Strengths and limitations
Despite a huge variation in SARS-COV2 infectivity from economically strong (18.44%), less strong (4.44%), very less strong (2.64%) to weak (0.23%) countries, there is a good possibility of under-reporting of Covid-19 cases in low-income countries. Nevertheless, a strong margin of Covid-19 cases between, (i) economically strong and less strong countries, (ii) economically less strong and very less strong countries, (iii) economically very less strong and weak countries, still persist, suggesting limitations of this study may be less obvious. Undoubtedly, low GDP countries are very less vulnerable with robust immune responses during pandemic time and so before.

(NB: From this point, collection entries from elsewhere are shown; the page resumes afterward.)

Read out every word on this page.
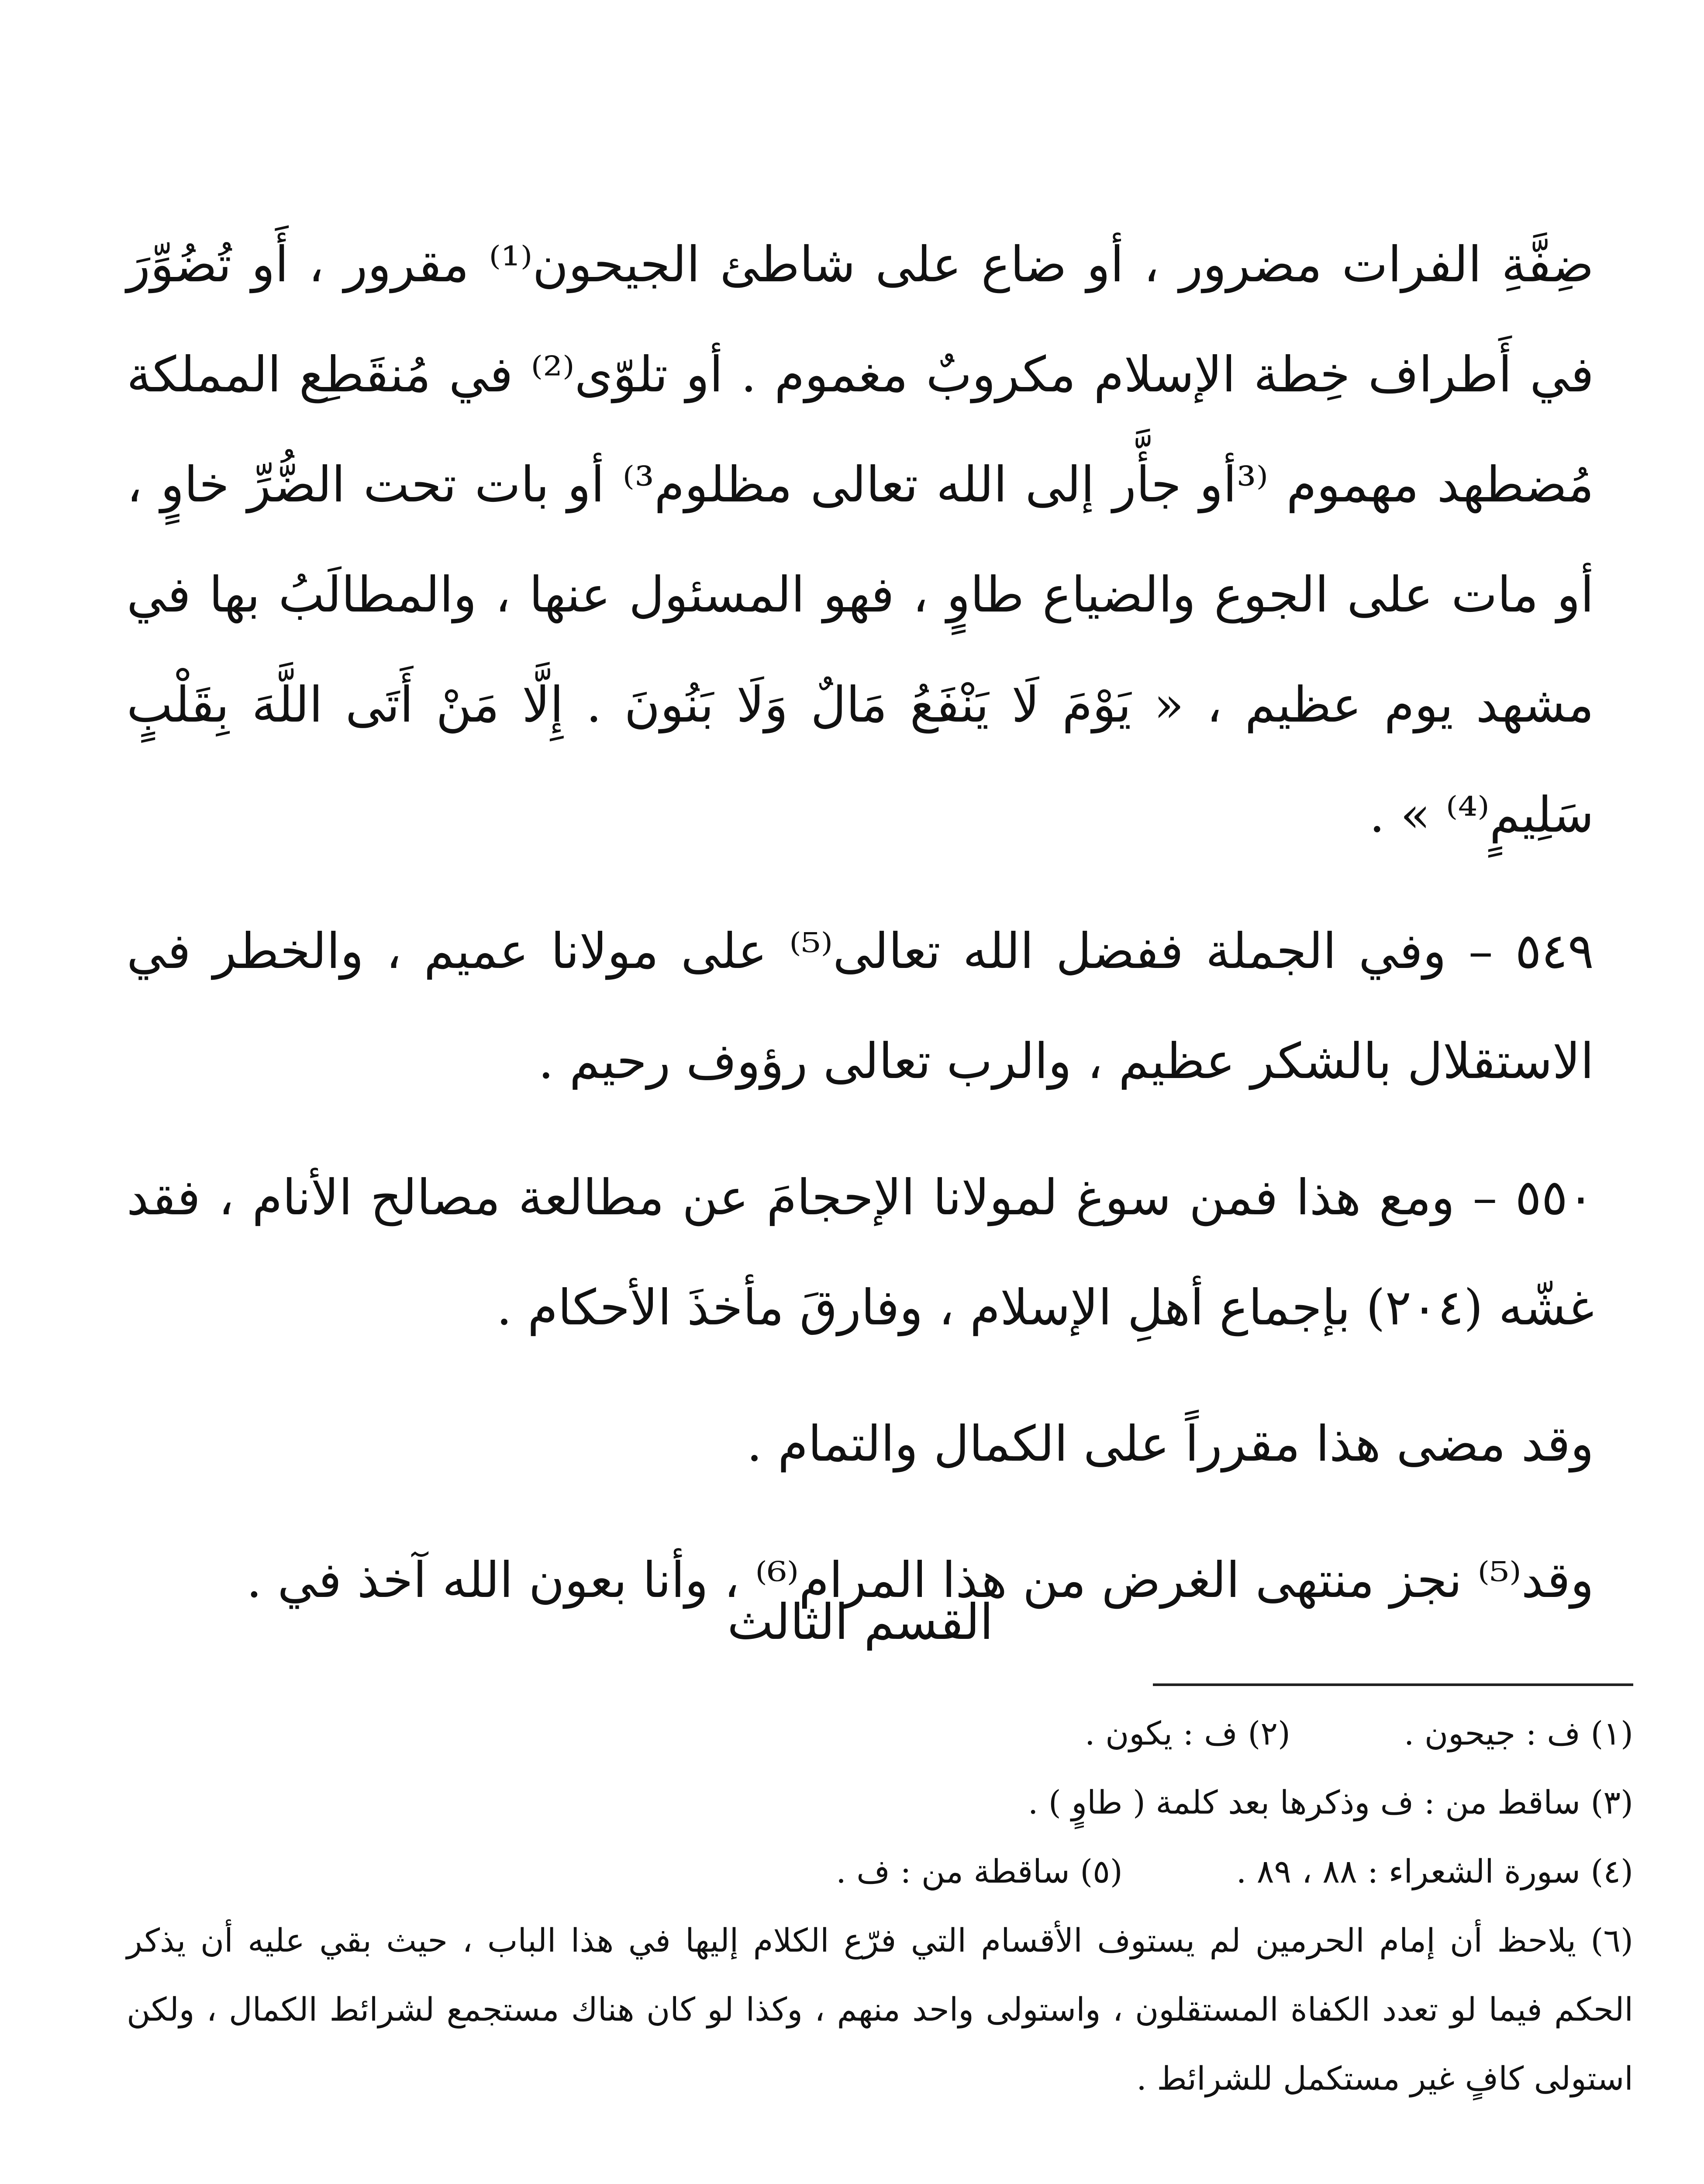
ضِفَّةِ الفرات مضرور ، أو ضاع على شاطئ الجيحون⁽¹⁾ مقرور ، أَو تُضُوِّرَ في أَطراف خِطة الإسلام مكروبٌ مغموم . أو تلوّى⁽²⁾ في مُنقَطِع المملكة مُضطهد مهموم ⁽³أو جأَّر إلى الله تعالى مظلوم³⁾ أو بات تحت الضُّرِّ خاوٍ ، أو مات على الجوع والضياع طاوٍ ، فهو المسئول عنها ، والمطالَبُ بها في مشهد يوم عظيم ، « يَوْمَ لَا يَنْفَعُ مَالٌ وَلَا بَنُونَ . إِلَّا مَنْ أَتَى اللَّهَ بِقَلْبٍ سَلِيمٍ⁽⁴⁾ » .

٥٤٩ – وفي الجملة ففضل الله تعالى⁽⁵⁾ على مولانا عميم ، والخطر في الاستقلال بالشكر عظيم ، والرب تعالى رؤوف رحيم .

٥٥٠ – ومع هذا فمن سوغ لمولانا الإحجامَ عن مطالعة مصالح الأنام ، فقد غشّه (٢٠٤) بإجماع أهلِ الإسلام ، وفارقَ مأخذَ الأحكام .

وقد مضى هذا مقرراً على الكمال والتمام .

وقد⁽⁵⁾ نجز منتهى الغرض من هذا المرام⁽⁶⁾ ، وأنا بعون الله آخذ في .

القسم الثالث

(١) ف : جيحون .

(٢) ف : يكون .

(٣) ساقط من : ف وذكرها بعد كلمة ( طاوٍ ) .

(٤) سورة الشعراء : ٨٨ ، ٨٩ .

(٥) ساقطة من : ف .

(٦) يلاحظ أن إمام الحرمين لم يستوف الأقسام التي فرّع الكلام إليها في هذا الباب ، حيث بقي عليه أن يذكر الحكم فيما لو تعدد الكفاة المستقلون ، واستولى واحد منهم ، وكذا لو كان هناك مستجمع لشرائط الكمال ، ولكن استولى كافٍ غير مستكمل للشرائط .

Hence, the result of evolutionary processes with similar functional alleles offering an immune response to COVID-19 seems an ideal fit to safeguard low GDP countries. On the other hand, the improved living standard along with much high health care spending in high income countries, allowed no adaptive challenges for the lives of the population and natural selection admits no historical fact of evolution. In other words, a causal relationship running from high GDP countries to offer a very low immune response in population during a pandemic, is no longer in much dispute.